The same GLMs (event onsets, model types, etc.) were run on the images from each version (surface, volume) of each pipeline; all with AFNI. The "standard" DMCC GLMs are not particularly simple because the task runs are mixed (block and event), and we're fitting GLMs to model both "sustained" (block) and event-related activity. The GLMs use 3dDeconvolve and 3dREMLfit, with TENTzero (FIR-type) for the events (one knot for two TRs). Most of the GLM model parameters were dictated by the experimental design, but tweaking (e.g., how long to make the TENT knots, whether to include regressors for the block onsets and offsets) was done with the HCP pipeline preprocessed images.

To keep these preprocessing comparisons tractable at the GLM level, we only included Baseline session images, and focused on contrasting high and low cognitive control. Which trials correspond to high and low cognitive control varies across the four tasks, and we don't expect identical levels of difficulty or brain activity in the tasks. Regardless, high vs. low cognitive control conditions gives a fairly "apples to apples" basis, and is a reasonably strong effect.

Another complication for preprocessing comparisons is working out the anatomical correspondence: every voxel does not have a single vertex in the surface representation (and each vertex doesn't match a single voxel). While we had both the fMRIPrep and HCP Pipelines output MNI-normalized volumes (so volume-to-volume voxel-level correspondence), the two pipelines use different surface meshes (fsaverage5 vs. HCP), so there isn't an exact match between the vertices (see this thread, for example).
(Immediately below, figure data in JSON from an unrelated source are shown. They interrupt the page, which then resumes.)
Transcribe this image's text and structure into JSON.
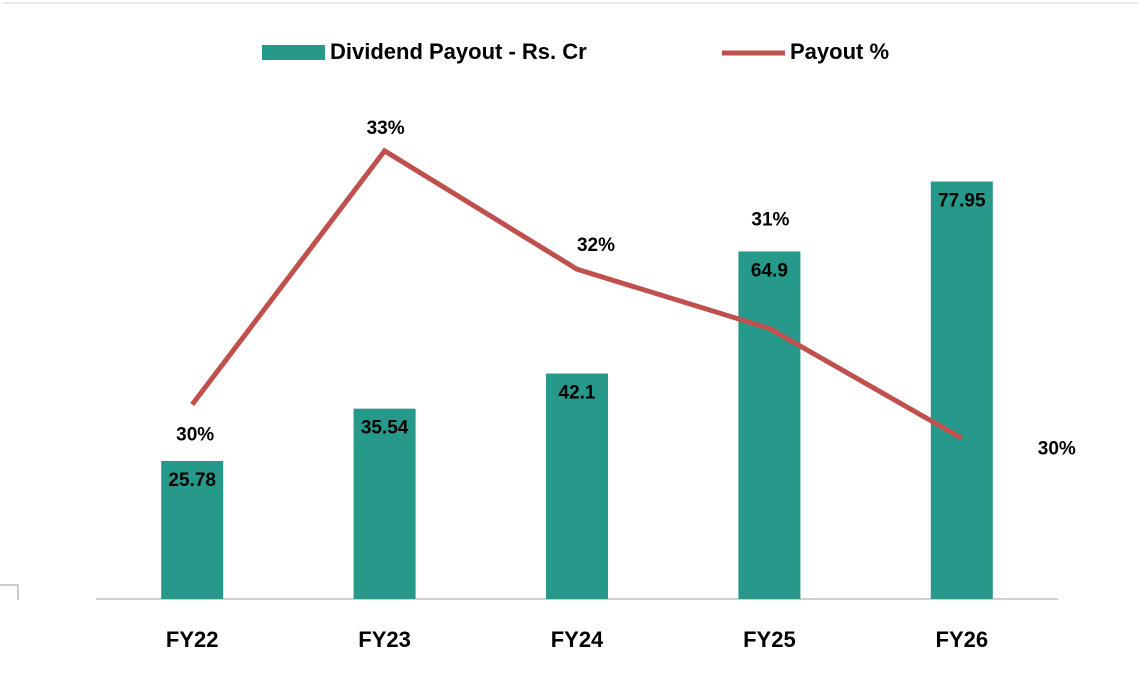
{
  "chart_data": {
    "type": "bar-line",
    "categories": [
      "FY22",
      "FY23",
      "FY24",
      "FY25",
      "FY26"
    ],
    "series": [
      {
        "name": "Dividend Payout - Rs. Cr",
        "type": "bar",
        "color": "#26998a",
        "values": [
          25.78,
          35.54,
          42.1,
          64.9,
          77.95
        ]
      },
      {
        "name": "Payout %",
        "type": "line",
        "axis": "y2",
        "color": "#c0504d",
        "values": [
          30.4,
          33.4,
          32.0,
          31.3,
          30.0
        ],
        "value_labels": [
          "30%",
          "33%",
          "32%",
          "31%",
          "30%"
        ]
      }
    ],
    "ylim": [
      0,
      90
    ],
    "y2lim": [
      28.1,
      33.8
    ],
    "legend": "top"
  }
}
For these comparisons I deal with corresponding across the output formats by making qualitative assessments (e.g., if this GLM output statistic is thresholded the same, do the same areas tend to show up in the volumes and surfaces?), but more practically by summarizing the statistics within anatomic parcels. The parcellation from (Schaefer et al. 2017) is ideal for this: they released it in volume (MNI) and surface (both fsaverage5 and HCP) formats.We used the 400-area version here, allowing direct comparisons: a mean of parcel #6 can be computed in all four output images (HCP volume, HCP surface, fMRIPrep volume, fMRIPrep surface). The number of voxels or vertices making up each parcel varies between the volume and surfaces, of course.
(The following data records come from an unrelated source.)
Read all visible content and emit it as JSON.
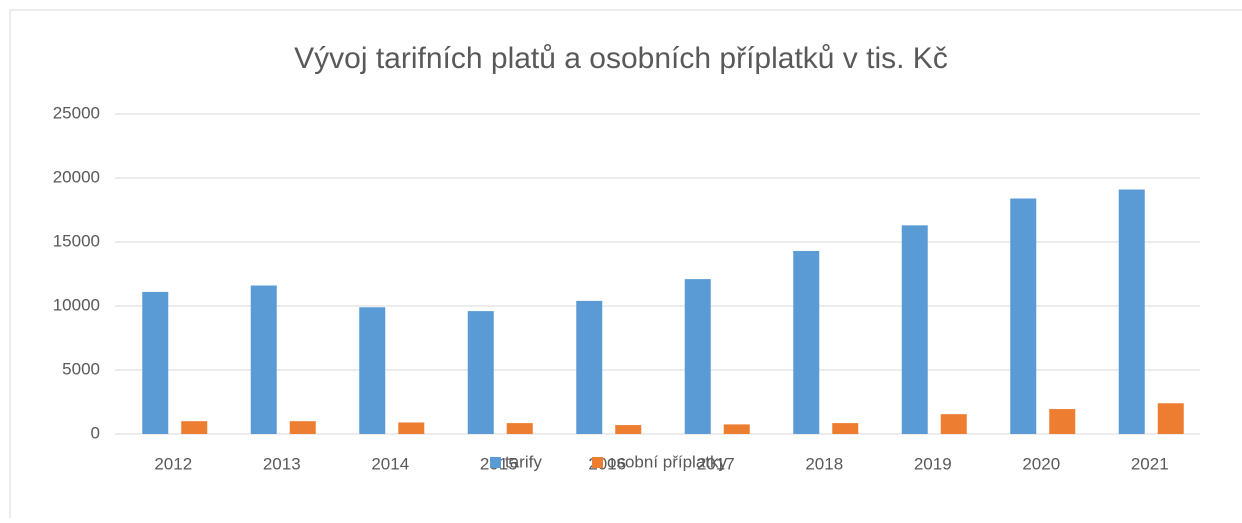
{
  "chart_data": {
    "type": "bar",
    "title": "Vývoj tarifních platů a osobních příplatků v tis. Kč",
    "categories": [
      "2012",
      "2013",
      "2014",
      "2015",
      "2016",
      "2017",
      "2018",
      "2019",
      "2020",
      "2021"
    ],
    "series": [
      {
        "name": "tarify",
        "color": "#5b9bd5",
        "values": [
          11100,
          11600,
          9900,
          9600,
          10400,
          12100,
          14300,
          16300,
          18400,
          19100
        ]
      },
      {
        "name": "osobní příplatky",
        "color": "#ed7d31",
        "values": [
          1000,
          1000,
          900,
          850,
          700,
          750,
          850,
          1550,
          1950,
          2400
        ]
      }
    ],
    "ylim": [
      0,
      25000
    ],
    "yticks": [
      0,
      5000,
      10000,
      15000,
      20000,
      25000
    ],
    "grid": true,
    "legend": "bottom"
  }
}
UPDATE 10 January 2019: Here's the command actually used to run fMRIPrep; thanks Mitch Jeffers!
singularity run \
--cleanenv \
-B ${MOUNT}:/tmp \
/home/ccp_hcp/fmriprep/SingularityImages/fmriprep-1.1.7.simg \
--fs-license-file /tmp/.license/freesurfer/license.txt \
-w /tmp \
/tmp/${INPUT} /tmp/${OUTPUT} \
participant --participant_label ${SUBJECT} \
--output-space fsaverage5 \
-n-cpus 16 --omp-nthreads 4 \
--mem-mb 64000 -vvvv \
--use-plugin /tmp/plugin.yml



UPDATE 6 September 2019: The raw and preprocessed images of the dataset we used for these comparisons is now on openneuro, called DMCC13benchmark

UPDATE 4 January 2021: Corrected DMCC13benchmark openneuro links.